Graduate Student and Professor
win Statistics Award

 

Dr. John Braun and Jennifer Asimit

Dr. John Braun and Jennifer Asimit help unravel the link between stimuli and perception

By Mitchell Zimmer

Imagine driving down the 401 when the brake lights of the car ahead of you suddenly flash. In response, you apply the brakes as quickly as you can. However, in the slight delay starting from the time the image of the brake light reaches the back of your eyes to the time you push the brake pedal you are hurtling towards the car ahead. (Since this scenario is in your imagination, let's say you stop in time.) This matter of reaction time has been the subject of intense study by researchers in the field of visual psychophysics in an effort to learn about the brain mechanisms underlying vision. The above example provides a window enabling researchers to peer inside the complex operations the brain uses in performing a visual-motor task.

In the laboratory setting, experiments based on the similar “see a flash and push a button method” can become more complicated. There are occasions when two light flashes occur very close together and the participant only records one button push. A paper published in The Canadian Journal of Statistics by PhD student Jennifer Asimit and Associate Professor John Braun of the Department of Statistical and Actuarial Sciences investigated this problem. As Braun says, “In looking at a sequence of flashes and a sequence of button presses you now no longer have a one to one relationship. There is supposed to be a match between the flash and the button press but invariably you’ll have fewer button presses than flashes.”
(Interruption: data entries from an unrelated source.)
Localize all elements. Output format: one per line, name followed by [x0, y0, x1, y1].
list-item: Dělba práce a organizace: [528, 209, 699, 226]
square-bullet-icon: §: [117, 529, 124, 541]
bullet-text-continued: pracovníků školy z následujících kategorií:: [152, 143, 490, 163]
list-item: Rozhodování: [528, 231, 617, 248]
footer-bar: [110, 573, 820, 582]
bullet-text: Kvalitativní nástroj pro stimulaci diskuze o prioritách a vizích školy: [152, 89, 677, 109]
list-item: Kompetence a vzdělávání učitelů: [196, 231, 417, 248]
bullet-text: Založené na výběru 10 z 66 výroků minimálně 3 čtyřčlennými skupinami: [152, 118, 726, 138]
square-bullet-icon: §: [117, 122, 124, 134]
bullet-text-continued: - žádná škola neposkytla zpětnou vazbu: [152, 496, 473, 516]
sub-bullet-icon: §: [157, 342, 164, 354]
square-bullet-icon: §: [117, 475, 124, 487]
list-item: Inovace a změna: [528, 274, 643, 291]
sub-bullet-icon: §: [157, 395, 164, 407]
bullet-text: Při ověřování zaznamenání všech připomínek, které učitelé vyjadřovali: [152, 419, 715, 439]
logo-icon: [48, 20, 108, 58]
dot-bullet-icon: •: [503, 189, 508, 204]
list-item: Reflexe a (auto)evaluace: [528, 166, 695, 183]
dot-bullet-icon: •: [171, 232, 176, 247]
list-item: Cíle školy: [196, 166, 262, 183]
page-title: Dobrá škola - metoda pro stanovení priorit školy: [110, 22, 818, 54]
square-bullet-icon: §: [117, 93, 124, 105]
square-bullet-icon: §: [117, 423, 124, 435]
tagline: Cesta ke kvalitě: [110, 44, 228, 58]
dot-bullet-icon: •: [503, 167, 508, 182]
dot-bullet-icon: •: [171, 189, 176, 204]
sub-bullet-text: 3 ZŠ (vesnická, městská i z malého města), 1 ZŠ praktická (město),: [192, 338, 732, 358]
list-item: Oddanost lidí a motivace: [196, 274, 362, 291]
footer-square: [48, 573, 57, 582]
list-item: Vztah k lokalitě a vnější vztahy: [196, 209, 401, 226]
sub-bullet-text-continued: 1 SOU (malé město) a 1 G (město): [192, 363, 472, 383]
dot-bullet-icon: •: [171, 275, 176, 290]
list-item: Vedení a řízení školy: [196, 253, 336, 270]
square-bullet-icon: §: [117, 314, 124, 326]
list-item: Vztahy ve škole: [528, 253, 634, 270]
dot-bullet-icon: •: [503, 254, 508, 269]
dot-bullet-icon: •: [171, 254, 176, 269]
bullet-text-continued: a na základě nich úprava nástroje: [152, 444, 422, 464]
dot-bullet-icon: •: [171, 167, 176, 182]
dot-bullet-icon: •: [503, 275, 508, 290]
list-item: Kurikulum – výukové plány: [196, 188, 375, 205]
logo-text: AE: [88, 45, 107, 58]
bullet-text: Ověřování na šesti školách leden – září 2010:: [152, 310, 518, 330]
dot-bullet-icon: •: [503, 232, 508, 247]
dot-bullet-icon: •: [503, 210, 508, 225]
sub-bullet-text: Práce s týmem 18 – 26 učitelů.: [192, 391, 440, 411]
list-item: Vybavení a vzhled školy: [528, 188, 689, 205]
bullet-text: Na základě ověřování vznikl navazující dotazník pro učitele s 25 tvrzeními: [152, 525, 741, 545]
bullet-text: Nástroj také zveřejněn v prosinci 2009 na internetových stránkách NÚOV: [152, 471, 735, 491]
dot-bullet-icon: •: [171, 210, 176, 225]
“The data type that comes out is much more difficult to deal with because you have these gaps, basically missing data and you no longer know which flash is matched to which response. At the same time though, you get the opportunity to observe interactions among the flashes and responses that you wouldn’t see in a discrete single flash-single response experiment. With the work that Jennifer and I did in the paper we actually explored the interaction effect among pairs of flashes.” Asimit and Braun asked if there was there a pattern of response when two flashes were close together. “Could you predict whether you would have one or two or more responses? So we developed methodology that, in theory, could actually detect such patterns for the particular experimental data that we had. The result was a little disappointing, it was actually inconclusive. We couldn’t tell what the mechanism was other than that it wasn’t exactly what we postulated in our simple model.”

Despite the result, the method provided an exiting new inroad to this kind of research. “The problem in this reaction time experiment is determining, in the diminishing lag time between two flashes which are close together in a series, what flash elicits the pushed button the first flash or the second flash” says Braun. “From the methodology that we were working from you could actually compute a graphic which would show you very explicitly which flash was actually seen. To me, that was kind of amazing -that from a run of flashes and responses you could actually tell what somebody could perceive.”

As a result, both Asimit and Braun have been awarded the 2005 Canadian Journal of Statistics Award, the top honour presented yearly by the Statistical Society of Canada for excellence in statistical research.

The award recognized the outstanding quality of the paper's presentation and methodological innovation. The paper is titled "Third order point process intensity estimation for reaction time experiment."